Somalia Flood Response Plan - November 2019 - January 2020

Report
from UN Office for the Coordination of Humanitarian Affairs
Published on 23 Nov 2019

HIGHLIGHTS

• Flooding caused by heavy rains in Somalia and the Ethiopian highlands has affected just over half a million people in Somalia since 21 October, of whom 370,000 have been displaced from their homes. At least 17 people have died, including 2 children.

• Belet Weyne district in Hiraan region is worst affected with 231,000 people displaced from their homes. Another 55,000 people have been displaced in Baardheere in Gedo region of Jubaland while 30,000 people, many of them women and children, have been affected by heavy rains in Berdale district in South West State.

• Farmland and infrastructure have been destroyed and livelihoods disrupted in some of the worst-hit areas. Significant losses of livestock are reported. More than 10,000 hectares of cropland has been damaged in Jowhar and Mahaday Weyne in Middle Shabelle.

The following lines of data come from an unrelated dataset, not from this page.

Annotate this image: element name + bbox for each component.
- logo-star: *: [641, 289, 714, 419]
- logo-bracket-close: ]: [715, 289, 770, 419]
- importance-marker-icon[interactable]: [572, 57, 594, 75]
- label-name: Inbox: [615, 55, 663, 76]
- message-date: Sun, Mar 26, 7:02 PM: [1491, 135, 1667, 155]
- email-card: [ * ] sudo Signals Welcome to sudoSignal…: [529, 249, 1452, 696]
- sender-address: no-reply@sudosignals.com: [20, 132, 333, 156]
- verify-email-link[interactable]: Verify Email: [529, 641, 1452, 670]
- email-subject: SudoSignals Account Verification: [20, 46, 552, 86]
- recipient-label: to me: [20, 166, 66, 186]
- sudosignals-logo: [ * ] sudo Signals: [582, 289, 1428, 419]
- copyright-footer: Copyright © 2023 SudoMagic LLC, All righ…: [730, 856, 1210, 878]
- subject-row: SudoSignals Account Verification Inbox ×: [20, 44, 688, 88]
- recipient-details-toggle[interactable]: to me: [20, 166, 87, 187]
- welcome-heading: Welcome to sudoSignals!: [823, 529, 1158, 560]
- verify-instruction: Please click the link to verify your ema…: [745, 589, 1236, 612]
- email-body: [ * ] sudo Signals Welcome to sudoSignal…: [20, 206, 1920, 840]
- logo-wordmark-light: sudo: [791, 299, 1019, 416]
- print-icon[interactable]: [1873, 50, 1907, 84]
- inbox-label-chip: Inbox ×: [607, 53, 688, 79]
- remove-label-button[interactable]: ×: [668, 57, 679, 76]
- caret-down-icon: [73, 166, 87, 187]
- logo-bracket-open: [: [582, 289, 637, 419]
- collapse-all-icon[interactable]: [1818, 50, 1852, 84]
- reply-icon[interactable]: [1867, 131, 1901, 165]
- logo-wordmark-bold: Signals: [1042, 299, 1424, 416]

Three quarters of Berdale town (60 km west of Baidoa) is submerged under flood water.

• Humanitarian partners are working with a task force in Hirshabelle State and the inter-ministerial committee consisting of the ministries of health, internal affairs, energy, water, agriculture, education, planning and information. In South West State, UN agencies, AMISOM and local leaders are jointly planning flood responses.

• Drawing from own resources, supply stockpiles and reprogramming, agencies and their partners have managed to respond to the ongoing floods crisis and have reached at least 105,000 with assistance. The assistance has however been disparate across the regions and falls short of the time-critical scale up required to avert a disaster.

• Humanitarian agencies have broadened and scaled up their flood responses in close coordination with the Government. The UNHAS fleet has been enhanced by helicopter and fixed-wing flights to deliver tonnes of supplies to affected regions.

• This Flood Response Plan – Phase I - will cover the possibility of continued or increased flooding through December and likely to the end of January. Impact assessments of the extent of flood impact will be undertaken and if necessary, Phase II will be implemented.

• The plan requires US$72.5 million to implement. Some $25 million has been made available by mid-November, mostly through the two pooled funds and limited bilateral contributions. About $11 million has been made available by the Somalia Humanitarian Fund (SHF) in addition to the $8 million released by the Central Emergency Response Fund (CERF) for immediate life-saving activities. Further funding has been provided by ECHO and DFID, but another $47.5 million is required to meet the immediate needs of the flood-affected population.